In quantum mechanics, complex state vectors are always defined up to a "phase". What matters is the direction of a vector, any given $\psi$ is physically equivalent to $z\psi$, where $z$ is a complex number (of norm $1$ for probability normalization). That, is, physics lies in a complex projective space.

A linear representation induces always a projective representation, of course. The converse is not always true. But it is true that a projective representation induces a linear representation, in general, of a larger group, called "central extension". (If you know what a central charge is, it is exactly that, in mathematical language.) For Lie groups, extensions by a discrete group are covering groups. If the group in question is simply connected, then, this problem is trivial.

$SO(n)$ is not simply connected. So there are projective (or physical) representation of $SO(n)$ that cannot be written as linear representations, but still have physical significance.

In a way, spinors are representations of the orthogonal group. Only, not linear.

Answer 3

Note: I only intend this as a comment on the answer by @user12291 (paul garrett), but I don't have enough reputation to do so.
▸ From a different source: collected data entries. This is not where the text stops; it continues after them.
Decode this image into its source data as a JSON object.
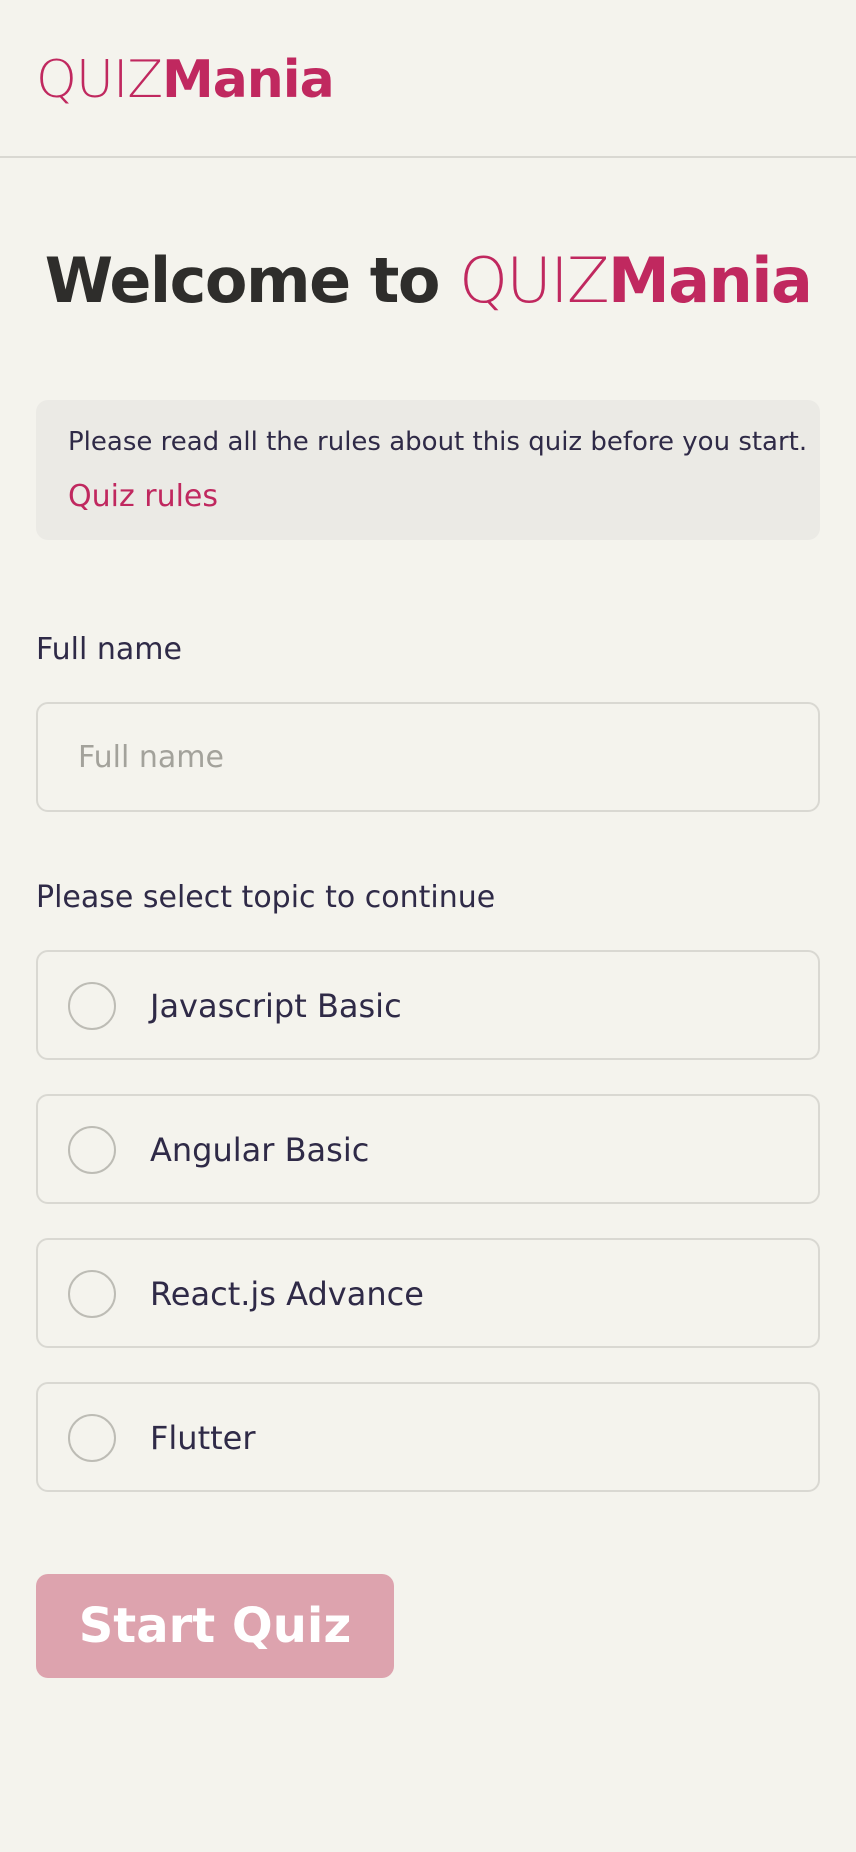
{
  "header": {
    "logo_light": "QUIZ",
    "logo_bold": "Mania"
  },
  "welcome": {
    "prefix": "Welcome to ",
    "brand_light": "QUIZ",
    "brand_bold": "Mania"
  },
  "rules": {
    "text": "Please read all the rules about this quiz before you start.",
    "link_label": "Quiz rules"
  },
  "form": {
    "name_label": "Full name",
    "name_placeholder": "Full name",
    "name_value": "",
    "topic_label": "Please select topic to continue",
    "topics": [
      {
        "label": "Javascript Basic",
        "selected": false
      },
      {
        "label": "Angular Basic",
        "selected": false
      },
      {
        "label": "React.js Advance",
        "selected": false
      },
      {
        "label": "Flutter",
        "selected": false
      }
    ],
    "start_label": "Start Quiz"
  },
  "colors": {
    "brand": "#c0285f",
    "background": "#f4f3ed",
    "button_disabled": "#dda3ae",
    "text": "#2f2a47"
  }
}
If I'm not mistaken, the answer to the third question is only "yes" in some cases (though arguably it is true in the cases of interest in physics). More explicitly, if $p,q\geq 3$, then $Spin(p,q)$ is indeed a double cover of (the identity component of) $SO(p,q)$, but the latter has maximal compact subgroup $SO(p)\times SO(q)$, which means that

$$ \pi_1(SO(p,q))\cong \pi_1(SO(p))\times\pi_1(SO(q))\cong \mathbb{Z}_2\times\mathbb{Z}_2 $$

(with the latter iso. coming from the $p,q\geq 3$ condition); thus the fact that $Spin(p,q)$ is a double cover implies that

$$ \pi_1(Spin(p,q))\cong\mathbb{Z}_2. $$

The point being: $Spin(p,q)$ is, as said above, a double cover of $SO(p,q)$ but it is not the universal cover in such cases.

(I'm fairly confident in this, though not entirely sure, so feel free to correct me if I'm wrong.)